The XML code you pasted is not importing for me. Can you use export the RMP?  Just go to File > Export Process, and attach that.

 

Also, please don't create new threads if you already started one on this particular topic. 

Regards,
T-Bone
Twitter: @neuralmarket
Regular Contributor

Re: K-NN

Hi Thomas, ok.. i send you my rmp!

Attachments

Community Manager

Re: K-NN

What is your label? Did you use the Read CSV import wizard to load your data in? 

Regards,
T-Bone
Twitter: @neuralmarket
Regular Contributor

Re: K-NN

Good Morning, yes, i used the Read Csv import wizard..

Moderator

Re: K-NN

Hi,

 

Two problems:

 

  1. Your CSV file contains "," as the separator, but in the "Read CSV" operator, you define ";" as the separator.
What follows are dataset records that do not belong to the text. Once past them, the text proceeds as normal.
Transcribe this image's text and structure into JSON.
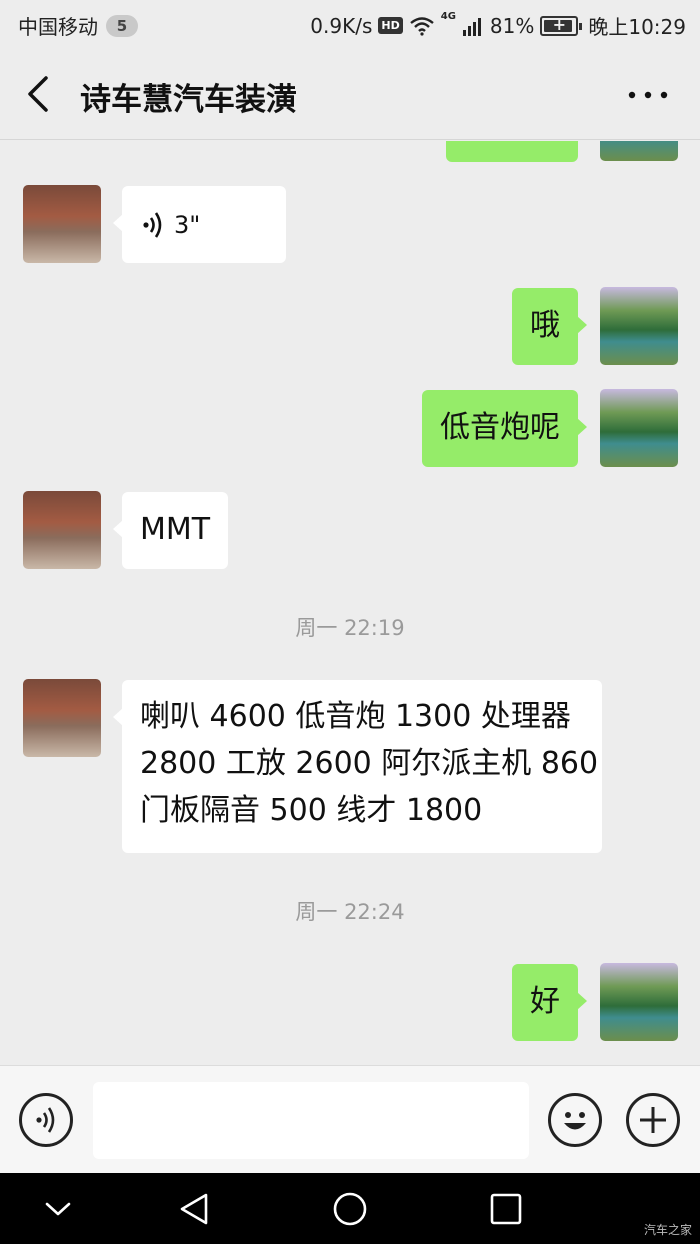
{
  "status_bar": {
    "carrier": "中国移动",
    "notification_count": "5",
    "speed": "0.9K/s",
    "hd": "HD",
    "network": "4G",
    "battery": "81%",
    "time": "晚上10:29"
  },
  "header": {
    "title": "诗车慧汽车装潢"
  },
  "messages": [
    {
      "side": "left",
      "type": "voice",
      "text": "3\""
    },
    {
      "side": "right",
      "type": "text",
      "text": "哦"
    },
    {
      "side": "right",
      "type": "text",
      "text": "低音炮呢"
    },
    {
      "side": "left",
      "type": "text",
      "text": "MMT"
    },
    {
      "type": "timestamp",
      "text": "周一 22:19"
    },
    {
      "side": "left",
      "type": "text",
      "lines": [
        "喇叭 4600 低音炮 1300 处理器",
        "2800 工放 2600 阿尔派主机 860",
        "门板隔音 500 线才 1800"
      ]
    },
    {
      "type": "timestamp",
      "text": "周一 22:24"
    },
    {
      "side": "right",
      "type": "text",
      "text": "好"
    }
  ],
  "input_bar": {
    "text_value": ""
  },
  "watermark": "汽车之家",
  "icons": {
    "back": "back-arrow-icon",
    "more": "more-icon",
    "voice": "voice-icon",
    "emoji": "emoji-icon",
    "plus": "plus-icon",
    "nav_down": "nav-down-icon",
    "nav_back": "nav-back-icon",
    "nav_home": "nav-home-icon",
    "nav_recent": "nav-recent-icon"
  },
  "colors": {
    "background": "#ededed",
    "bubble_self": "#95ec69",
    "bubble_other": "#ffffff"
  }
}
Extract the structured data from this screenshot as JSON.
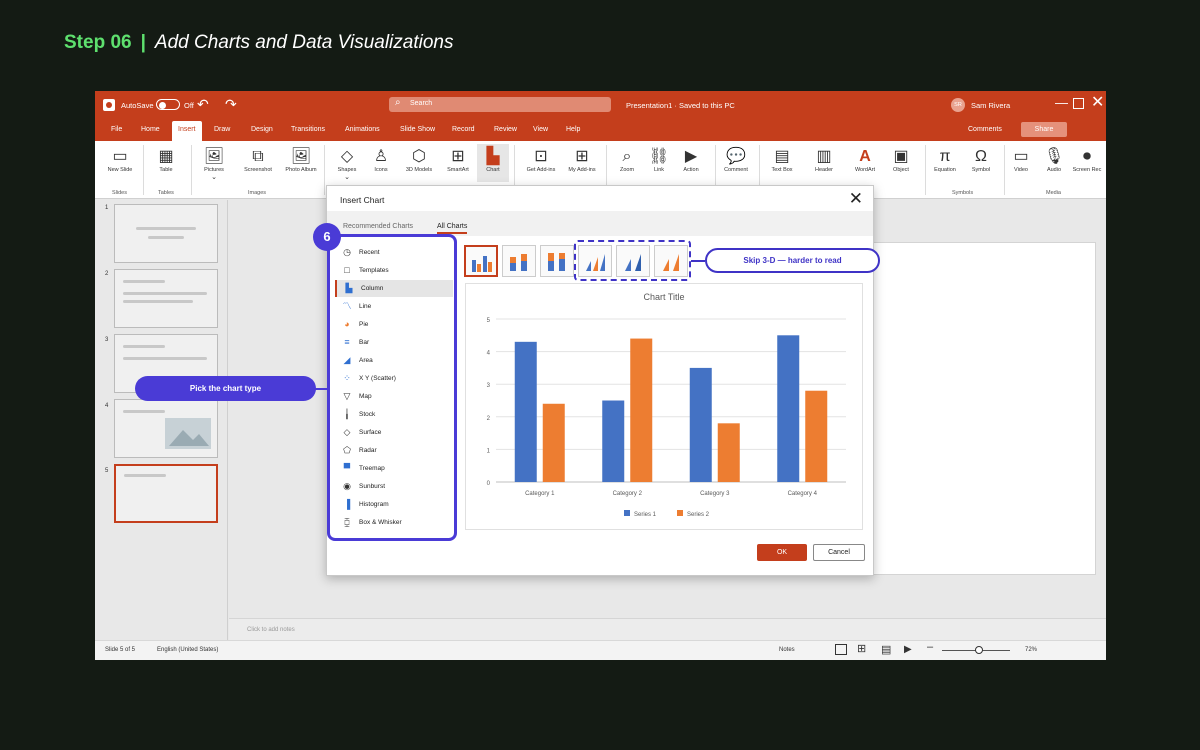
{
  "page": {
    "step_label": "Step 06",
    "separator": "|",
    "heading": "Add Charts and Data Visualizations"
  },
  "titlebar": {
    "autosave_label": "AutoSave",
    "autosave_state": "Off",
    "search_placeholder": "Search",
    "doc_title": "Presentation1 · Saved to this PC",
    "user_initials": "SR",
    "user_name": "Sam Rivera"
  },
  "tabs": [
    "File",
    "Home",
    "Insert",
    "Draw",
    "Design",
    "Transitions",
    "Animations",
    "Slide Show",
    "Record",
    "Review",
    "View",
    "Help"
  ],
  "active_tab": "Insert",
  "tab_actions": {
    "comments": "Comments",
    "share": "Share"
  },
  "ribbon": {
    "buttons": [
      {
        "label": "New Slide",
        "icon": "new-slide-icon"
      },
      {
        "label": "Table",
        "icon": "table-icon"
      },
      {
        "label": "Pictures",
        "icon": "pictures-icon"
      },
      {
        "label": "Screenshot",
        "icon": "screenshot-icon"
      },
      {
        "label": "Photo Album",
        "icon": "photo-album-icon"
      },
      {
        "label": "Shapes",
        "icon": "shapes-icon"
      },
      {
        "label": "Icons",
        "icon": "icons-icon"
      },
      {
        "label": "3D Models",
        "icon": "3d-models-icon"
      },
      {
        "label": "SmartArt",
        "icon": "smartart-icon"
      },
      {
        "label": "Chart",
        "icon": "chart-icon"
      },
      {
        "label": "Get Add-ins",
        "icon": "get-addins-icon"
      },
      {
        "label": "My Add-ins",
        "icon": "my-addins-icon"
      },
      {
        "label": "Zoom",
        "icon": "zoom-icon"
      },
      {
        "label": "Link",
        "icon": "link-icon"
      },
      {
        "label": "Action",
        "icon": "action-icon"
      },
      {
        "label": "Comment",
        "icon": "comment-icon"
      },
      {
        "label": "Text Box",
        "icon": "text-box-icon"
      },
      {
        "label": "Header",
        "icon": "header-icon"
      },
      {
        "label": "WordArt",
        "icon": "wordart-icon"
      },
      {
        "label": "Object",
        "icon": "object-icon"
      },
      {
        "label": "Equation",
        "icon": "equation-icon"
      },
      {
        "label": "Symbol",
        "icon": "symbol-icon"
      },
      {
        "label": "Video",
        "icon": "video-icon"
      },
      {
        "label": "Audio",
        "icon": "audio-icon"
      },
      {
        "label": "Screen Rec",
        "icon": "screen-rec-icon"
      }
    ],
    "groups": [
      "Slides",
      "Tables",
      "Images",
      "Symbols",
      "Media"
    ]
  },
  "slides": {
    "numbers": [
      "1",
      "2",
      "3",
      "4",
      "5"
    ],
    "selected": "5"
  },
  "notes_placeholder": "Click to add notes",
  "status": {
    "slide_info": "Slide 5 of 5",
    "language": "English (United States)",
    "notes": "Notes",
    "zoom": "72%"
  },
  "dialog": {
    "title": "Insert Chart",
    "tabs": [
      "Recommended Charts",
      "All Charts"
    ],
    "active_tab": "All Charts",
    "categories": [
      "Recent",
      "Templates",
      "Column",
      "Line",
      "Pie",
      "Bar",
      "Area",
      "X Y (Scatter)",
      "Map",
      "Stock",
      "Surface",
      "Radar",
      "Treemap",
      "Sunburst",
      "Histogram",
      "Box & Whisker"
    ],
    "selected_category": "Column",
    "ok": "OK",
    "cancel": "Cancel"
  },
  "annotations": {
    "badge": "6",
    "pick_type": "Pick the chart type",
    "skip_3d": "Skip 3-D — harder to read"
  },
  "chart_data": {
    "type": "bar",
    "title": "Chart Title",
    "categories": [
      "Category 1",
      "Category 2",
      "Category 3",
      "Category 4"
    ],
    "series": [
      {
        "name": "Series 1",
        "values": [
          4.3,
          2.5,
          3.5,
          4.5
        ],
        "color": "#4472c4"
      },
      {
        "name": "Series 2",
        "values": [
          2.4,
          4.4,
          1.8,
          2.8
        ],
        "color": "#ed7d31"
      }
    ],
    "ylim": [
      0,
      5
    ],
    "yticks": [
      "0",
      "1",
      "2",
      "3",
      "4",
      "5"
    ],
    "grid": true,
    "legend": "bottom"
  }
}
Thus your data only has one column because it does not split on each comma. Change the "column separators" parameter of the "Read CSV" operator to "," and it will read it correctly
  2. You still need to tell RapidMiner Studio that the attribute called "label" is actually a label column. Use the "Set Role" operator for that which you can add directly before the "Loop Parameters" operator. Type in "label" for the "attribute name" parameter and set the "target role" parameter to "label" as well.

 

Regards,

Marco

_________________________________________________________
Team Lead Software Engineering | RapidMiner GmbH
Highlighted
Regular Contributor

Re: K-NN

Hi Marco and thank you very very much for your support. I have change the process with your adds. I have another problem.. I will attache another picture for you! Thank you!

Screenshot (37).png

Moderator

Re: K-NN

Hi,

 

as the title of that message implies, it's a possible problem. Because this is inside a Loop Files operator and after a Read CSV operator, we just don't know what we will get. The assumption is an empty data set, therefore this warning is displayed. You can safely ignore that, unless you have CSV files which are empty Smiley Wink

 

Regards,

Marco

_________________________________________________________
Team Lead Software Engineering | RapidMiner GmbH
Regular Contributor

Re: K-NN

Thank you Marco! Are you italian?